Во рту так сухо, что я не могу проглотить кислоту. - Вот так стимул. Ха? Свяжете меня проводами, чтобы не было выбора?
- Еще хуже. Майклсон... Хэри... - Голос Феллера затихает, будто он решил помолиться молча. Может, и так.
Может, его бог милосерднее моего.
- Ты так и не видишь. Потому что... я уже сказал, ты не хочешь. Это игры разума, не глаз.
- И какого рода, хрен-через-колено, тут психологический защитный механизм? Какая еще дрянь? Если у меня и был такой механизм, его давно уже сломали. Сожгли, оторвали и утопили в трясине.
Ответа нет. Никакого. Лишь лицо на экране...
Есть что-то в том, как лысые брови соединяются со скулами... если бы не мешали провода, я уже увидел бы. Этот трудяга - кто-то мне знакомый.
Нелегко вспомнить лицо, когда его обладатель давно мертв. Или ты думал, что он мертв. Кто-то, кому сбрили волосы и даже брови, ресницы. Кто-то, чья плоть растаяла от голода и старости, чья глаза вырвали, делая разъемы для кабелей... и мои пальцы немеют, и ноги, их вес давит, тянет меня вниз - сквозь кровать, сквозь пол, в свободное падение в недра земли. На скальное основание. - Он? Это он?! Вот это?
- Мне жаль.
Когда соцполиция пришла за ним в последний раз, в ту ночь в Эбби, моем особняке... я стою на мраморном пороге мраморного портала, беспомощный в лунном свете, смотрю, как они грузят его в дверцу фургона, прямо на подъездной аллее...
Без прощаний. Вокодер, единственный его способ общения, лежал раздавленным на полу у постели, сокрушенный сапогом социка... Санитар у плеча... Помню, я спросил, чуть слышно, губы онемели и не слушались...
"Как долго? Сколько он протянет?"
Брэдли Винг, верный Брэдли, я и не вспоминал о нем, похоже, с той ночи...
"Он вряд ли даже киборгизацию переживет".
Ага.
"Если вынесет- кто знает? Возможно, его отправят на обработку данных. Может протянуть не один год..." Брэдли кашляет, будто извиняясь. "Хотя такого ему... э э... не пожелаешь. Только не такого..."
Тогда, в аллее, в лапах соцполиции, он перекатил голову в мою сторону. Чуть поднял скрюченную руку - последняя управляемая волей, не съеденная болезнью функция - и коснулся головы, слабо постукав пальцами, и опустил пальцы вдоль поручня каталки.
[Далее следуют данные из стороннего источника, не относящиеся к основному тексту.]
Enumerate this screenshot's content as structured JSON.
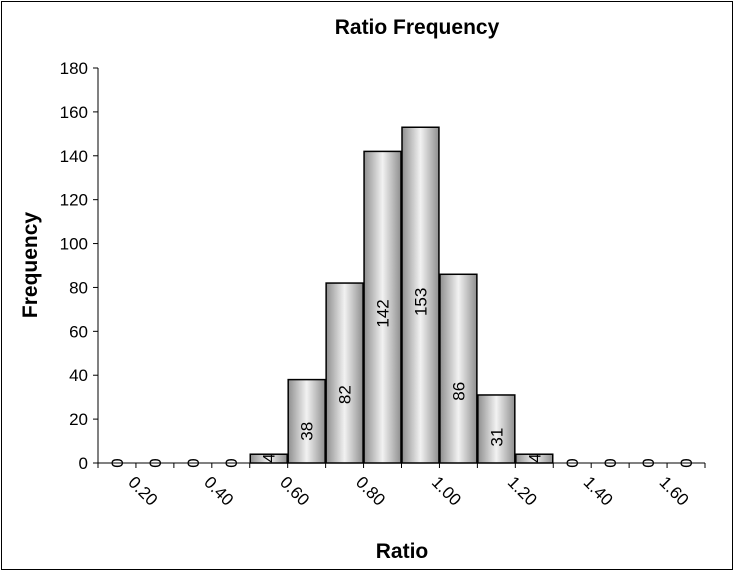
{
  "chart_data": {
    "type": "bar",
    "title": "Ratio Frequency",
    "xlabel": "Ratio",
    "ylabel": "Frequency",
    "ylim": [
      0,
      180
    ],
    "yticks": [
      "0",
      "20",
      "40",
      "60",
      "80",
      "100",
      "120",
      "140",
      "160",
      "180"
    ],
    "xtick_labels": [
      "0.20",
      "0.40",
      "0.60",
      "0.80",
      "1.00",
      "1.20",
      "1.40",
      "1.60"
    ],
    "categories": [
      "0.15",
      "0.25",
      "0.35",
      "0.45",
      "0.55",
      "0.65",
      "0.75",
      "0.85",
      "0.95",
      "1.05",
      "1.15",
      "1.25",
      "1.35",
      "1.45",
      "1.55",
      "1.65"
    ],
    "values": [
      0,
      0,
      0,
      0,
      4,
      38,
      82,
      142,
      153,
      86,
      31,
      4,
      0,
      0,
      0,
      0
    ],
    "data_labels": [
      "0",
      "0",
      "0",
      "0",
      "4",
      "38",
      "82",
      "142",
      "153",
      "86",
      "31",
      "4",
      "0",
      "0",
      "0",
      "0"
    ],
    "grid": false,
    "legend": "none",
    "bar_gradient": [
      "#8f8f8f",
      "#f2f2f2",
      "#8f8f8f"
    ],
    "border_color": "#000000"
  }
}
Последнее, что он сказал мне.
"Пригибай голову и ползи к свету. Дюйм за дюймом".
Сам он не пригнулся вовремя, и теперь кабели торчат из глаз.
- Он жив. Как бы, - бормочу я онемело и тупо, раздавленный дерьмом, наваленным со всех направлений.
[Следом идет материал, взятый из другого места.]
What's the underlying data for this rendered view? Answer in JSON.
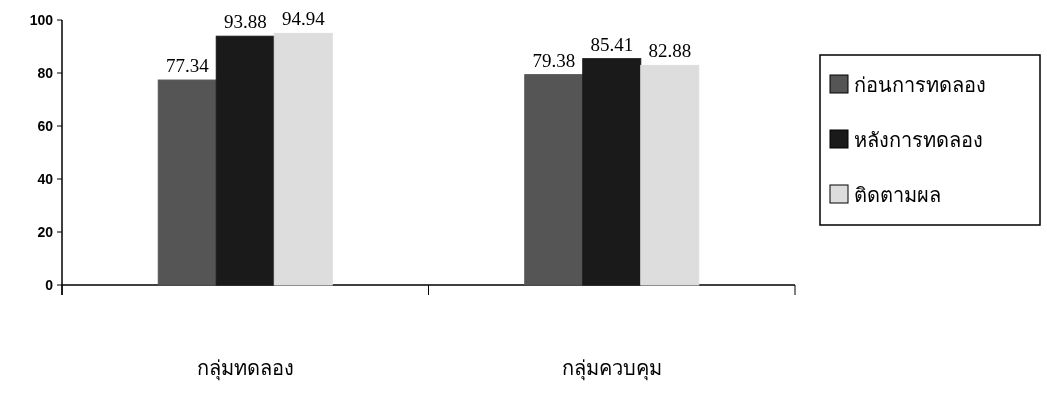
{
  "chart_data": {
    "type": "bar",
    "categories": [
      "กลุ่มทดลอง",
      "กลุ่มควบคุม"
    ],
    "series": [
      {
        "name": "ก่อนการทดลอง",
        "color": "#555555",
        "values": [
          77.34,
          79.38
        ]
      },
      {
        "name": "หลังการทดลอง",
        "color": "#1a1a1a",
        "values": [
          93.88,
          85.41
        ]
      },
      {
        "name": "ติดตามผล",
        "color": "#dddddd",
        "values": [
          94.94,
          82.88
        ]
      }
    ],
    "ylim": [
      0,
      100
    ],
    "yticks": [
      0,
      20,
      40,
      60,
      80,
      100
    ],
    "data_labels": true,
    "legend": "right",
    "grid": false
  }
}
- О да, - говорит Гейл. - Мне поручили подчеркнуть, что сеть, в которую он встроен, используется для просеивания мировых данных - что его мозг используется социальной полицией для выявления потенциально опасной болтовни.
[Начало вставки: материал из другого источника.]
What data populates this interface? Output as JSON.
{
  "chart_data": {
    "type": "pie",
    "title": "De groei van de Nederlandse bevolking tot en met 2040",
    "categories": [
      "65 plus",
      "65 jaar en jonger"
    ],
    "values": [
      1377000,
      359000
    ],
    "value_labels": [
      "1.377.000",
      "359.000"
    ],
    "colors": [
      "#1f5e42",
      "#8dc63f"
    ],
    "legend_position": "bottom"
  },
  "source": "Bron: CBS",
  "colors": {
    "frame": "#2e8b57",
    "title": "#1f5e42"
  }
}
Сейчас я даже не могу пошевелить губами, сказав "святая срань".
Использовать папу для поимки всех, кто похож на него. У меня сдавило грудь. Это как Райте. Как Райте с Шенной. Хуже.
Это почерк злого, поиметь его мать, гения.
Гейл кивает, словно прочитал мои мысли. - Ты должен осознать, что размах их злобы практически беспределен.